By Joe Gamm
News & Record
GREENSBORO, N.C. — Six seconds.
Six seconds is about how long it took between the moment a Greensboro police officer saw an armed woman and when he shot her.
Six seconds on March 25, 2014, changed the lives of a Greensboro Vietnamese family and a Greensboro police officer.
After about two years of wrangling, the city agreed this week to release video from the body camera worn by then-Officer Timothy Bloch that shows the shooting of 47-year-old Chieu Di Thi Vo. She died of her wounds two days later.
Bloch later resigned from the police force.
More than two dozen people, including members of the media, the City Council and the Beloved Community Center, wedged into Police Chief Wayne Scott’s conference room Wednesday afternoon to watch the video.

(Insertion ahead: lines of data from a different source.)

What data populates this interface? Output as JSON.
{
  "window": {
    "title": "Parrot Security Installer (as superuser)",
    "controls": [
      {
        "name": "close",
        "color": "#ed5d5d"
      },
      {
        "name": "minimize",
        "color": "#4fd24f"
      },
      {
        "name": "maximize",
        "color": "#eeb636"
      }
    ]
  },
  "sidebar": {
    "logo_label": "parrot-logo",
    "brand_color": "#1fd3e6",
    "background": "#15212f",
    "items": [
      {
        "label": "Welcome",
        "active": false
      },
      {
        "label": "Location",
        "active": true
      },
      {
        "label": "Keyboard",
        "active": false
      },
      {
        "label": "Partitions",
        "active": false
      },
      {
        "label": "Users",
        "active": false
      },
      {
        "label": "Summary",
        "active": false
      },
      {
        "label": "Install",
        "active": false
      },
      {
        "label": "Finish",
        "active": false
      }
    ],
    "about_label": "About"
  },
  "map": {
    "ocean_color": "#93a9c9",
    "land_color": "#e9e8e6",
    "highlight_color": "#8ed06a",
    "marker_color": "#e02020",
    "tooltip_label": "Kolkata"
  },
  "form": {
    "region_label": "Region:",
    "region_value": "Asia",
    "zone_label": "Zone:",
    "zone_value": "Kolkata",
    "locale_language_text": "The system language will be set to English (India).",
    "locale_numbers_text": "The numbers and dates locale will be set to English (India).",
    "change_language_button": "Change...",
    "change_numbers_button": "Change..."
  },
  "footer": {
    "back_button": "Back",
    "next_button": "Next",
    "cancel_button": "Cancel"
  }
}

It was released on the city and police department’s website and social media sites later in the day.
“There’s not a day that goes by that the Vo family doesn’t think about this,” Scott said before showing the recording. “Some of the things you’ll see are difficult to watch.”
Scott played two 911 calls, radio discussions and the video recording for the group.
The first 911 call begins with a woman screaming, “No.” She then asks dispatchers to send an officer to an apartment complex in the 4000 block of North Hewitt Street.
She reports that a woman carrying a meat cleaver is chasing another woman. She explains that the woman with the knife is chasing her mother. She also says the woman had chased her mother a few weeks before, though police were not called at the time.
“She’s fussing at my door with that knife in her hand,” the caller says.
Bloch was the first to arrive on the scene. Dispatchers told him there were reports of a woman armed with a knife chasing another woman.
The video picks up as Bloch is arriving at the apartment complex in his police cruiser. He gets out and flips up his glasses to speak with the witness, the attached camera capturing audio of the conversation but video of the sky.
Bloch asks the witness where Vo went, as the view remains aimed at tree limbs above.
He rounds a corner and encounters a woman who is carrying an 8-inch-long chef’s knife.
He starts to yell at her and the glasses fall, putting Vo in the camera’s view.
“Put it down!” Bloch yells and looks down for a moment. “Put it down! Put it down! I’m telling you put it down!”
As he shouts, he fires four shots, continuing to yell for the woman to put the knife down.
She screams and takes another step forward, and he fires a fifth shot. Vo falls.
“Shots fired! Shots fired!” he tells dispatchers. “Call EMS! Call EMS!”
The video ends at that point.
Bloch, who was not in the conference room, spoke with reporters afterward. He said after Vo fell, he kicked the knife away from her and then began life-saving efforts.
“I immediately became a medical responder,” he said. “It’s a weird thing … using deadly force, then trying to save someone.”
About 20 activists protested for police accountability outside the police station as media watched the video.
Cat Bao Le, the director of the Southeast Asian Coaliton, said that even with the release of the video, the Asian community remains concerned about police transparency.
Since the shooting, city officials have said the video’s release was contingent on Bloch’s approval because it is part of his personnel record. Responding to requests on behalf of the family from attorney Tin Nguyen, Bloch recently granted permission for the family to watch the video but not the public.
Family members, including Vo’s mother, saw the video last week but said it didn’t match the narrative provided by the police department. In a statement released Sunday, the family said it did not see Vo lunging at Bloch or hear her yelling in Vietnamese. The statement said it appeared that Bloch stood about 10 to 15 feet away from Vo and only waited a few seconds before beginning to fire.
They asked the city to release the footage publicly.
The SBI investigated the shooting and turned over its report to the Guilford County district attorney’s office. That office, which had access to more video from the events that day, including recordings from the body-cameras of other officers who arrived on the scene afterward, didn’t find any criminal wrongdoing in the shooting.
The police department’s professional standards division also investigated and determined Bloch acted according to department policies and procedures.
Bloch said he is happy to be getting this portion of his life behind him. He said the video shows his training “kicking in.”
Police are trained to fire into the center of a body and keep firing until the threat is eliminated. They are taught that it takes fewer than two seconds for an average officer to pull and fire a gun — or for a person with a knife to cover 21 feet.
“Any officer would do the same thing,” Bloch said. “That’s how we’re trained.”